Используя менее экспрессивные выражения, разорившийся в 1867 году пивовар и содержатель кабака Прохор Бодров объяснял свою неудачу общим упадком пивной торговли, утратой крупной суммы, выданной в долг, убытками вследствие конкуренции с откупщиками, которым до 1863 года принадлежала государственная монополия на спиртные напитки, и ущербом в размере до 12 тыс. рублей, связанным с попыткой Бодрова модернизировать свое заведение. Ко всему этому он прибавил менее убедительный рассказ о ворах, укравших у него сундук со счетными книгами и долговыми расписками на сумму до 20 тыс. рублей[431]
. Если в тех делах, которые мне удалось изучить, кредиторы обычно подозревали жульничество и были не особенно склонны прислушиваться к словам должников о падении цен и сокращении объемов торговли[432], то по крайней мере суды, рассматривавшие и утверждавшие решения конкурсных управлений, состоявших из кредиторов, признавали, что упадок рынка мог служить смягчающим обстоятельством. Например, Московский коммерческий суд, жестко разбиравший дело престарелого купца Ивана Борисовского, противопоставил его рассказу о неудачной покупке нескольких домов в Москве ссылку на «нечаянный упадок» в торговле, в силу которого он мог бы рассчитывать на более снисходительное отношение[433]. В целом представляется, что к идее о неблагоприятном деловом климате, повлекшем за собой задолженность и банкротство, прибегали как должники, так и их кредиторы и судьи, но она так и не приобрела силу повсеместного и обеспечивающего определенный результат правила. Некоторые неудачные инвестиции и рискованные предприятия могли быть истолкованы и как безрассудные и поэтому далеко не всегда влекли за собой снисходительность к должникам.После реформы 1864 года дела о злостном банкротстве разбирались судами присяжных, у которых всегда оставалась возможность оправдать даже тех подсудимых, чья вина была очевидна, и потому пореформенный суд присяжных следует рассматривать как дополнительный – и финальный – элемент в пореформенной процедуре банкротства. Банкроты, формально виновные, например, по той причине, что они уничтожили свои бухгалтерские книги, все равно могли быть оправданы присяжными, что фактически означало списание их долгов. Например, в 1876 году 49-летний московский купец Иван Елманов был обвинен в продаже своей хлебной лавки приятелю, купцу Лепехину, и в том, что заложил последнему всю обстановку своей квартиры. Елманов утверждал, что причиной его неплатежеспособности стала невозможность взыскать долги с пекарей, но не мог назвать их имен; помимо этого, он уничтожил свои бухгалтерские книги. Его брат, работавший служащим у него в конторе, показал, что Елманов почти не отпускал товар в кредит и что среди его должников не было пекарей. Лепехин отрицал, что Елманов передал ему лавку с тем, чтобы ее не забрали за долги. Суд присяжных оправдал Елманова[434]

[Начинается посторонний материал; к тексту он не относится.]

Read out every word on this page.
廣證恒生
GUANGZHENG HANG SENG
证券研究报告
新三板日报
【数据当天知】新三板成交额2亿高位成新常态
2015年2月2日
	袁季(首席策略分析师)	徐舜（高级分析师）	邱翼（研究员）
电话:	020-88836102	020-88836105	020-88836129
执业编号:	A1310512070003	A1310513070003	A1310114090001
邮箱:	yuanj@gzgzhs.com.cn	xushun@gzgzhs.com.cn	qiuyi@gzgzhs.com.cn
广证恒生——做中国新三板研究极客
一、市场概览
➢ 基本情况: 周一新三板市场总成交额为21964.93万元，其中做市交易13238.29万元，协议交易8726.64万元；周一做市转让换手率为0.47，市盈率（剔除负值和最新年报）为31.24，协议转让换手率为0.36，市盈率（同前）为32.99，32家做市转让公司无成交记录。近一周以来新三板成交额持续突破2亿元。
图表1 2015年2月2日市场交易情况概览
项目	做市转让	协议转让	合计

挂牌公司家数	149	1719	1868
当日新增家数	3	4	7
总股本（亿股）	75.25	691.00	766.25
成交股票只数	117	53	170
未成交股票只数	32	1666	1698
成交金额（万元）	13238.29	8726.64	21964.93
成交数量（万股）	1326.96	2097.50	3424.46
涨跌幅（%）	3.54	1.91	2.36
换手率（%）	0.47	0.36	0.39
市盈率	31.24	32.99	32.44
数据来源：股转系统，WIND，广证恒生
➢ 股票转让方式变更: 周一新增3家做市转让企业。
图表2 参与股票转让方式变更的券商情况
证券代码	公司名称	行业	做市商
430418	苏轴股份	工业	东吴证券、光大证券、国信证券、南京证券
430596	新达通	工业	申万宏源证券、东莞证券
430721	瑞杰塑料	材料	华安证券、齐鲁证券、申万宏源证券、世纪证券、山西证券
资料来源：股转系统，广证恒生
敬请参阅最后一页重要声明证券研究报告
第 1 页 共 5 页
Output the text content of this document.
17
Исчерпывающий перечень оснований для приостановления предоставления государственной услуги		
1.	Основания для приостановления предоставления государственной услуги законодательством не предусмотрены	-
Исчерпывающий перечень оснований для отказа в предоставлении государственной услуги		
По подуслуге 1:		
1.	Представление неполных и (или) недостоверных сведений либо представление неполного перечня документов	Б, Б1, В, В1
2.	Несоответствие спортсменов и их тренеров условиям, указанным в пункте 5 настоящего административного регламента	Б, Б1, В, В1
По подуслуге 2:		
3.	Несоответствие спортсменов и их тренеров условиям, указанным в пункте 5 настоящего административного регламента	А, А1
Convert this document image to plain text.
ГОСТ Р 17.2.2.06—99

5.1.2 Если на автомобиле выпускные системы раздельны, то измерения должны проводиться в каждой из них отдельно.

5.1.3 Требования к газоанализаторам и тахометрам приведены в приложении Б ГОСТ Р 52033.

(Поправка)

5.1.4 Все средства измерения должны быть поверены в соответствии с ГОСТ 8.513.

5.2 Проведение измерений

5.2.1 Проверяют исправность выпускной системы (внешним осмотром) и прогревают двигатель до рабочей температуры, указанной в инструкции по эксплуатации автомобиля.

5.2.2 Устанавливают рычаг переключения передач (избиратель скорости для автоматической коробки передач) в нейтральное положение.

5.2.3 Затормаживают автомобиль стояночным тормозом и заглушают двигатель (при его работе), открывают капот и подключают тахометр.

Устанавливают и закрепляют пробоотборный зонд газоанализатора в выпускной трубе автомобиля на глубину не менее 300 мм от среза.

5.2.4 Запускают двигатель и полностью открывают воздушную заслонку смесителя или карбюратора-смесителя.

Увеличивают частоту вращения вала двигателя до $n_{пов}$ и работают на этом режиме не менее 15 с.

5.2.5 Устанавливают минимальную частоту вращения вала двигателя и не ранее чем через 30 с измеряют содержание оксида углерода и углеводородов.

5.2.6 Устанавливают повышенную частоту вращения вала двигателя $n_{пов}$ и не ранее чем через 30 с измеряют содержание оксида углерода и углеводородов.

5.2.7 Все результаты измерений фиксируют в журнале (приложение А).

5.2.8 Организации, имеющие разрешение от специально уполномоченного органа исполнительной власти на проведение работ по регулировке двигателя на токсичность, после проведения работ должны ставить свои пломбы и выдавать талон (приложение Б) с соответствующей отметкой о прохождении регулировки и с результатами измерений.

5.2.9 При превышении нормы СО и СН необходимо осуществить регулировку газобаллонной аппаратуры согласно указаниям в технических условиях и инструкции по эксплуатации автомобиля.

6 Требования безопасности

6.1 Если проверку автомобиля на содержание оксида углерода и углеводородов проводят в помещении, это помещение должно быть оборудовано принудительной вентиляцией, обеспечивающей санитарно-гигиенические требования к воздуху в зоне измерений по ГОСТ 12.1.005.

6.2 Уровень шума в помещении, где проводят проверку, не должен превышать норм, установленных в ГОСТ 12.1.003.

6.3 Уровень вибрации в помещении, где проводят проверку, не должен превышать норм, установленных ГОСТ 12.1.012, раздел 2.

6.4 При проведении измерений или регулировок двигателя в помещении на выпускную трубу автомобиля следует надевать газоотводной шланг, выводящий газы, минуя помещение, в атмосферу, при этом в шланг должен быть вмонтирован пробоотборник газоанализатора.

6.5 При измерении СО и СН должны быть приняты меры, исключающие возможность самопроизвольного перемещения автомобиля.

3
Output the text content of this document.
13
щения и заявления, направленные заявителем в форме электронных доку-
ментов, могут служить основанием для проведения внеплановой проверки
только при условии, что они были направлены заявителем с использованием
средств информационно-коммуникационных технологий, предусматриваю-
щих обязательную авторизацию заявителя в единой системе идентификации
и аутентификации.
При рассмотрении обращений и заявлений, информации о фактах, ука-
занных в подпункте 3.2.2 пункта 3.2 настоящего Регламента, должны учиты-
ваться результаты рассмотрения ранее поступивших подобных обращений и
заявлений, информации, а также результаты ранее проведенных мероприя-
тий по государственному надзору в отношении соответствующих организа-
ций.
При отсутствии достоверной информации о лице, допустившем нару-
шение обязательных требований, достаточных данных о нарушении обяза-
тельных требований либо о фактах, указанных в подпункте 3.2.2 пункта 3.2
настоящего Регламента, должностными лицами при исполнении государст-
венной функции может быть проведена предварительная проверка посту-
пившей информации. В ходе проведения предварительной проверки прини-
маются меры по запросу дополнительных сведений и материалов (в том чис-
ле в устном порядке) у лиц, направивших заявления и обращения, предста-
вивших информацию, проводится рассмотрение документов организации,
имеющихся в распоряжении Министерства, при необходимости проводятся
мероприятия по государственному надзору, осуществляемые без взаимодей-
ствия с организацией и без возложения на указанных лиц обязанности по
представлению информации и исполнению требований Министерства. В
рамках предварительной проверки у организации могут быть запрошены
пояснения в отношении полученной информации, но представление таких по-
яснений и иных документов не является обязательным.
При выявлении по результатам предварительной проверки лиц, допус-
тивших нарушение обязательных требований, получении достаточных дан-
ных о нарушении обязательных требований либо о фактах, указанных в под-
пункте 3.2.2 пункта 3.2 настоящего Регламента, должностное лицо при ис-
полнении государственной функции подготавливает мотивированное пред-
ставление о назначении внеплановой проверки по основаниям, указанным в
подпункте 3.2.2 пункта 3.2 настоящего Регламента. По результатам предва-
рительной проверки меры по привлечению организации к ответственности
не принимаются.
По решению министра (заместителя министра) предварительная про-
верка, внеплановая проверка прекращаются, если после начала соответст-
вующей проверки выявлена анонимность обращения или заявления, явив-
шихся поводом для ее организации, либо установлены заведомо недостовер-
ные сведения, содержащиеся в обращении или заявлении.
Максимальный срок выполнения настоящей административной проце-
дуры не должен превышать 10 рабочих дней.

.Другой разновидностью квазиюридической процедуры являлась долговая лотерея – привилегия, иногда предоставлявшаяся известным должникам из числа аристократов. Она служила одним из каналов, посредством которых высшие власти и лично царь время от времени могли вмешиваться в отдельные дела, особенно в тех случаях, когда становился банкротом или умирал кто-то из высокопоставленных должников. Такого рода вмешательства производились при помощи параллельных внеправовых процедур, не подрывая судебную систему. Долговые лотереи представляли собой интересную альтернативу обращению к судебным процедурам и в первую очередь предназначались для наследников богатейших российских должников. Подобная лотерея состоялась, например, в 1821 году, когда умер граф Николай Головин, правнук первого российского адмирала Петровской эпохи, оставив собственности на 3 млн и долгов на 7 млн рублей. Наследники покойного графа разумно отказались от наследства, и правительство сочло необходимым провести продажу лотерейных билетов. Этим занималась специальная комиссия во главе с министром внутренних дел. Комиссия выпустила 17 тыс. билетов ценой 50 рублей каждый. Четыре главных приза включали части обширных земельных владений Головина, но помимо этого было 6009 денежных выигрышей в размере от 50 до 200 тыс. рублей. Жребий тянули двенадцать детей из Императорского воспитательного дома в Гатчине, а сведения о лотерее и розыгрыше ежедневно публиковались в «Санкт-Петербургских ведомостях». В число победителей лотереи вошли жители многих губерний, принадлежавшие к самым разным сословиям (дворяне, чиновники, солдаты, купцы, мещане и даже крепостной графа Шереметева, выигравший 25 тыс. рублей).